Reflections on making Mapping Gender
by Anders Duckworth
After a piece premieres, I often feel a big hole, as if something has dislodged itself. For the last 2 and a bit years I have been working on the project Mapping Gender. However, when I cast my mind back, I realise that the beginnings of this journey were almost a decade ago, before I even knew the word non-binary. Before I could take this word and use it to communicate something about myself.
In 2014 I created a book which acts as both an art object and an essay which explored borders and the in-between spaces. This work laid the foundations for what would develop into Mapping Gender. Then one day walking through the V&A historical costume galleries, I came across a mantua. This mantua was designed as a court dress, made between 1765-70 in England with fabric from France, and most striking of all, was about 1.8 m wide and as narrow as the human body would allow. The dress spoke to me of the constructions of femininity, feminine ideals, and their relation to beauty, class, race, and empire. The sheer volume the garment occupied would have dominated the space, simultaneously exhibiting a quantity of wealth expressed in the amount of visible fabric. However, the person wearing this mantua would have experienced restriction and discomfort as I did as I rehearsed for Mapping Gender wearing an imitation of this very one. The flatness of the specific dresses couldn’t help reminding me of maps and their flatness in relation to the world they purport to depict, somehow there didn’t seem to be space for the person in this garment, the garment was the person. I knew from the very beginning that this was something I needed to explore.
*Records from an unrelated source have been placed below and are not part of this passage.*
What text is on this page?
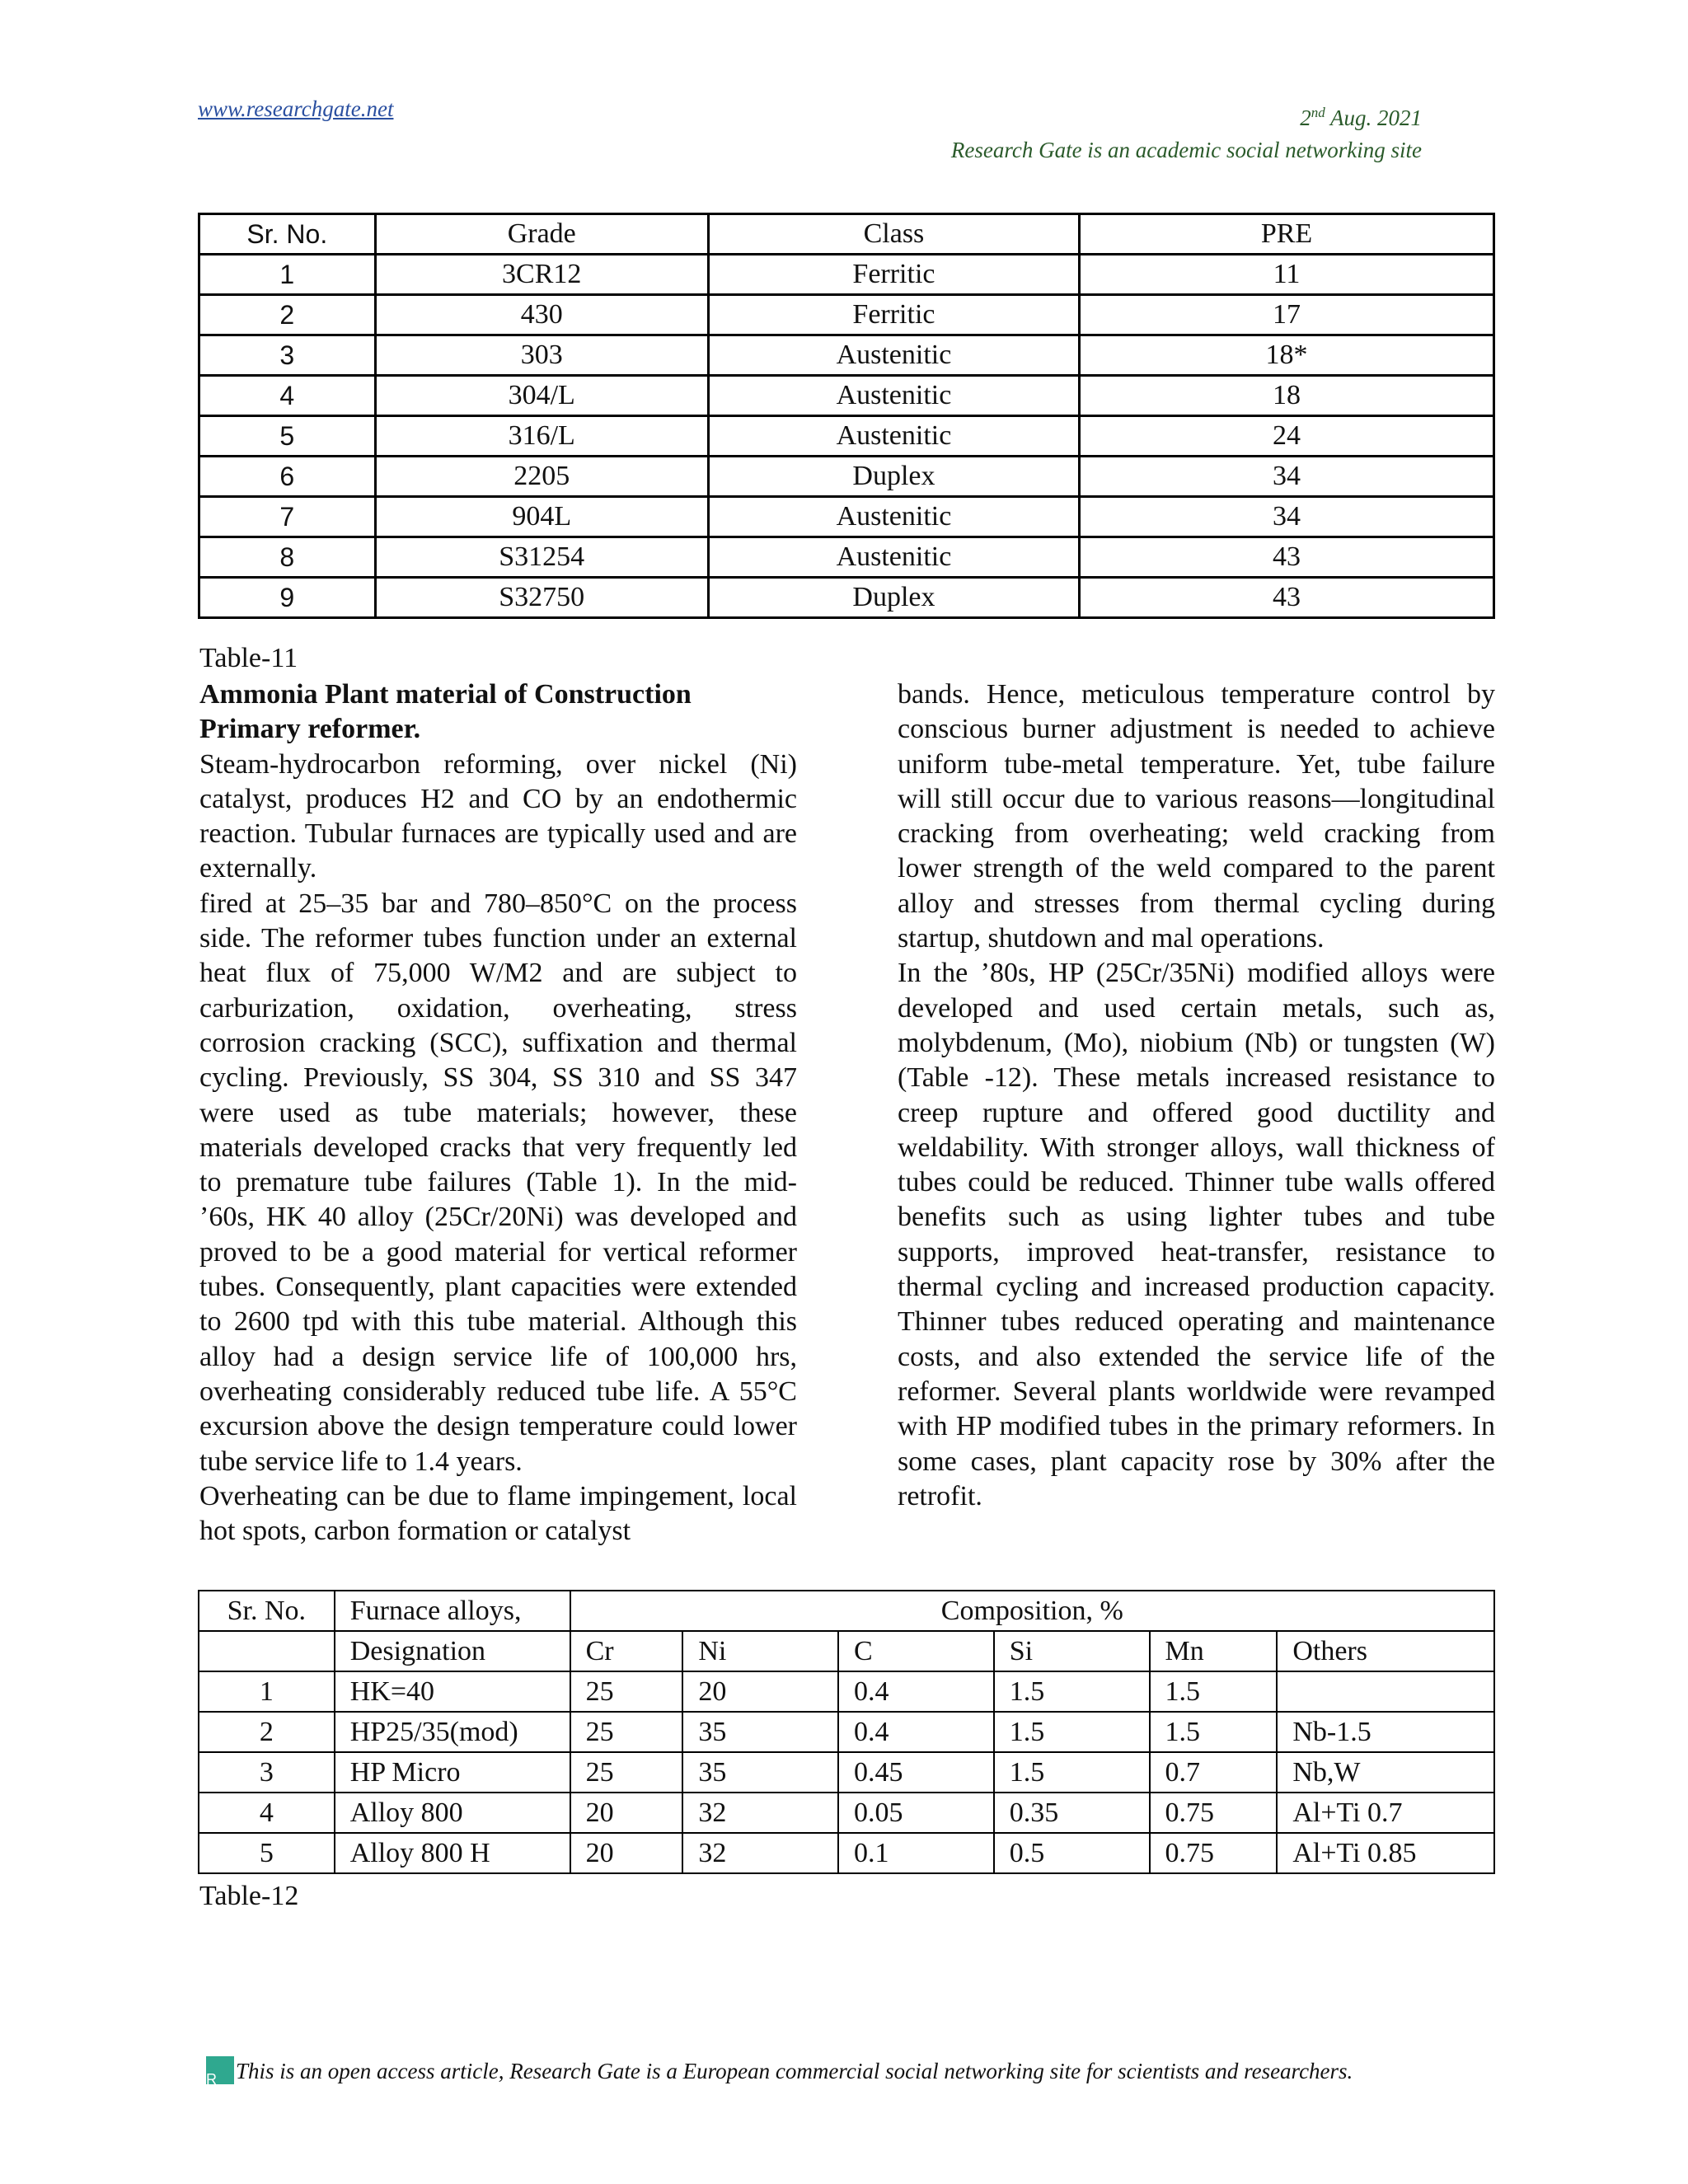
www.researchgate.net	2nd Aug. 2021
Research Gate is an academic social networking site
Sr. No.	Grade	Class	PRE
1	3CR12	Ferritic	11
2	430	Ferritic	17
3	303	Austenitic	18*
4	304/L	Austenitic	18
5	316/L	Austenitic	24
6	2205	Duplex	34
7	904L	Austenitic	34
8	S31254	Austenitic	43
9	S32750	Duplex	43
Table-11

Ammonia Plant material of Construction

Primary reformer.

Steam-hydrocarbon reforming, over nickel (Ni) catalyst, produces H2 and CO by an endothermic reaction. Tubular furnaces are typically used and are externally.

fired at 25–35 bar and 780–850°C on the process side. The reformer tubes function under an external heat flux of 75,000 W/M2 and are subject to carburization, oxidation, overheating, stress corrosion cracking (SCC), suffixation and thermal cycling. Previously, SS 304, SS 310 and SS 347 were used as tube materials; however, these materials developed cracks that very frequently led to premature tube failures (Table 1). In the mid- ’60s, HK 40 alloy (25Cr/20Ni) was developed and proved to be a good material for vertical reformer tubes. Consequently, plant capacities were extended to 2600 tpd with this tube material. Although this alloy had a design service life of 100,000 hrs, overheating considerably reduced tube life. A 55°C excursion above the design temperature could lower tube service life to 1.4 years.

Overheating can be due to flame impingement, local hot spots, carbon formation or catalyst

bands. Hence, meticulous temperature control by conscious burner adjustment is needed to achieve uniform tube-metal temperature. Yet, tube failure will still occur due to various reasons—longitudinal cracking from overheating; weld cracking from lower strength of the weld compared to the parent alloy and stresses from thermal cycling during startup, shutdown and mal operations.

In the ’80s, HP (25Cr/35Ni) modified alloys were developed and used certain metals, such as, molybdenum, (Mo), niobium (Nb) or tungsten (W) (Table -12). These metals increased resistance to creep rupture and offered good ductility and weldability. With stronger alloys, wall thickness of tubes could be reduced. Thinner tube walls offered benefits such as using lighter tubes and tube supports, improved heat-transfer, resistance to thermal cycling and increased production capacity. Thinner tubes reduced operating and maintenance costs, and also extended the service life of the reformer. Several plants worldwide were revamped with HP modified tubes in the primary reformers. In some cases, plant capacity rose by 30% after the retrofit.

Sr. No.	Furnace alloys,	Composition, %					
	Designation	Cr	Ni	C	Si	Mn	Others
1	HK=40	25	20	0.4	1.5	1.5	
2	HP25/35(mod)	25	35	0.4	1.5	1.5	Nb-1.5
3	HP Micro	25	35	0.45	1.5	0.7	Nb,W
4	Alloy 800	20	32	0.05	0.35	0.75	Al+Ti 0.7
5	Alloy 800 H	20	32	0.1	0.5	0.75	Al+Ti 0.85
Table-12
R This is an open access article, Research Gate is a European commercial social networking site for scientists and researchers.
Working on Mapping Gender has been such an exciting process bringing together so many different elements and ways of expressing the complex ideas of the work. The research for the project has been sprawling and sometimes difficult to contain and control, reflecting the subject matter of the work. To help pull together all these strands it was a joy to bring the broad team of makers and creatives together. Each element of the project, be that smell, video, sculpture, historical costume, lighting or design, has its own story to tell, and its own way of relating to the concepts
The thread that passes through all these elements is that of the border; how and why it is defined and what it does to people and places. Borders exist everywhere on the micro and macro levels of our lives, they can be vital but are often harmful. Felt by people who existed by them, the ones who they affect and by the people who fall in between. My specific interest in borders stems, in part, from my dual nationality which gave me the feeling of standing in two places at the same time and never at home in one or the other. Later, as I came to understand myself as non-binary and then also as transgender I felt the way humans are divided into distinct genders seemed at odds with the way that I felt and understood myself. Mapping Gender is the place I have been able to explore these feelings around navigating these borders, particularly those which do not appear as physical structures but which shape us nevertheless. It has been such a privilege to interview and work with so many trans and non-binary people, and the responsibility that comes with taking care of those voices and perspectives yet also honouring my journey and my body in the work. In many ways, that feeling of something dislodging itself is part of the work – part of the work that continues in my body which will continue as I come to understand more about the invisible borders and their presence in us.